4.土地分類図からわかること
 地形図を使った土地分類図の作り方がわかったところで,実際にこの土地分類図から何がわかるかについて考えてみましょう。図6は,広島市における約100年間の土地分類の変遷を表しています。広島市は太田川と呼ばれる大きな河川の三角州(デルタ)に町が形成されており,1898年(明治時代)にはその河口部分の多くは湿地(下図ではピンク色)であることがわかります。

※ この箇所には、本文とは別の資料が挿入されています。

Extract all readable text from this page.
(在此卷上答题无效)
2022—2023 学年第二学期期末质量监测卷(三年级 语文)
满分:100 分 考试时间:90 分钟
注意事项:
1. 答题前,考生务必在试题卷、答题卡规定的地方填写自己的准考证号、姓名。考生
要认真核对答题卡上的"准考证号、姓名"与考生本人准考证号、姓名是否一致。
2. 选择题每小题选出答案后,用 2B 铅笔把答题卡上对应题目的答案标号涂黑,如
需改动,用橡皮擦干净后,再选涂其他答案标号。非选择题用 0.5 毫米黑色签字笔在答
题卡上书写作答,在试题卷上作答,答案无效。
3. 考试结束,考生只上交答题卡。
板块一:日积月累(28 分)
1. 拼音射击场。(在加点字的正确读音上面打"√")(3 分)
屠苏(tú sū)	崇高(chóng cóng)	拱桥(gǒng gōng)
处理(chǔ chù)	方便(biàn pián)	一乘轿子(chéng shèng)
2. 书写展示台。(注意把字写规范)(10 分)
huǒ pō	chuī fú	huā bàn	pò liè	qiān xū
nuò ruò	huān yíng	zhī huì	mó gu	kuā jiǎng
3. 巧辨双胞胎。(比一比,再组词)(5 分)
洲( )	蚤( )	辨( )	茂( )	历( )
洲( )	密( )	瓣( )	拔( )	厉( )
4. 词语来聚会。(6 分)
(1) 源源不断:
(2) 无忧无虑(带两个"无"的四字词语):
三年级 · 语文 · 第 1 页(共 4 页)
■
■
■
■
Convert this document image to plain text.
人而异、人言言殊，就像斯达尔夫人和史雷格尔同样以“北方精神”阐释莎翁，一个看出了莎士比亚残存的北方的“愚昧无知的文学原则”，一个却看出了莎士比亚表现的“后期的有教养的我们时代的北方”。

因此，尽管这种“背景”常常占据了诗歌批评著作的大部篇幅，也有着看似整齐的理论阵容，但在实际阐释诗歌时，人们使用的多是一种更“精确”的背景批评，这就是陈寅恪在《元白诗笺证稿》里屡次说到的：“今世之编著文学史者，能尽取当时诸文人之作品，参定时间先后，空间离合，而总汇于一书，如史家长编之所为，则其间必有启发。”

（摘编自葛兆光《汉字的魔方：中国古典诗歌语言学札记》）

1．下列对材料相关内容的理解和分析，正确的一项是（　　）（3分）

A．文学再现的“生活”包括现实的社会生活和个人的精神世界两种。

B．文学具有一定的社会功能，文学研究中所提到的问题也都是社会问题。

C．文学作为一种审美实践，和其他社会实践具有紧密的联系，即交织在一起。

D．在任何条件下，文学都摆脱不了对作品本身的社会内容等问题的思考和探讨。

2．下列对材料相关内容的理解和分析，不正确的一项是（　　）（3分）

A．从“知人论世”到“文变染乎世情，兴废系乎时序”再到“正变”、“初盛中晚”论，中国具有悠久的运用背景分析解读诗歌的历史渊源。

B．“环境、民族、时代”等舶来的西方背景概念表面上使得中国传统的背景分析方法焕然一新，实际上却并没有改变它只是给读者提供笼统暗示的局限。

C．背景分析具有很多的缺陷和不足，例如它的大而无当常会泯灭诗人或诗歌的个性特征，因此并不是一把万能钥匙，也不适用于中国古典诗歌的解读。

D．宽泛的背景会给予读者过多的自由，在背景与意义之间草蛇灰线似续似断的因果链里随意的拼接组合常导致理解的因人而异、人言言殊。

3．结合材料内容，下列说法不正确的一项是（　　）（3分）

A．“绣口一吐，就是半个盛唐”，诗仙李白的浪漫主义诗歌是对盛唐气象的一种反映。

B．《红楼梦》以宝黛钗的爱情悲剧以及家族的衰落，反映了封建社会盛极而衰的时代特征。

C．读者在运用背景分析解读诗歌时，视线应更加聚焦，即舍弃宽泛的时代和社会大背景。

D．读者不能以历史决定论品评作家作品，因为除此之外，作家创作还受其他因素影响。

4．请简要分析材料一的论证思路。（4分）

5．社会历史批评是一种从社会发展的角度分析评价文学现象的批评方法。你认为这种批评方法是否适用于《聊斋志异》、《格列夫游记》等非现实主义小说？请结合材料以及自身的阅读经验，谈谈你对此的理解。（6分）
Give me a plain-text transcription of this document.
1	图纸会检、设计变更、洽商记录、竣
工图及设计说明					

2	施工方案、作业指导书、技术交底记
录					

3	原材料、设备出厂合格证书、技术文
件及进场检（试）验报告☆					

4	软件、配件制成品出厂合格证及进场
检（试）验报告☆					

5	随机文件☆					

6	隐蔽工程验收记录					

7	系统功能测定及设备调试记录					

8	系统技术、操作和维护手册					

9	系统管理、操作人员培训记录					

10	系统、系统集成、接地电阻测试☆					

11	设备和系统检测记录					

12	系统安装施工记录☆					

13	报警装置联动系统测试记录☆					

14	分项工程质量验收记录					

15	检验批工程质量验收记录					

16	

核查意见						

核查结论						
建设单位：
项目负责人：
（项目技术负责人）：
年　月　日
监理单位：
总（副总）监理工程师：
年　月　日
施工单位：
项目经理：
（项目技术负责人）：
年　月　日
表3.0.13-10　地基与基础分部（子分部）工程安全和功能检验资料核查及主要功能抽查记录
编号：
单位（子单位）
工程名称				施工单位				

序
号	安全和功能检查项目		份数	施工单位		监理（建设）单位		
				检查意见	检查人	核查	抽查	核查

それらの湿地帯は,時代とともに埋め立てたられ,都市化が進んでいく様子が土地分類図から読み取れます。また分類図の東西に覆っていた森林(下図では黄緑色)も都市化(住宅なども含む)と伴に消滅して行く様子がよくわかります。
 このように,
地形図のみを見ていてもわかりにくい土地の様子を土地分類図として再描画することにより,土地の変遷を確認することができます。さらにその土地分類図等を利用することにより,将来の都市計画等が立案されたりしています。


 <1898年,明治時代>
 <1950年,昭和30年>
<1972年,昭和47年>
<2001年,平成13年>



図6 地形図を利用して作成した広島市内の土地分類図.約100年間の土地利用の変遷が一目でわかる.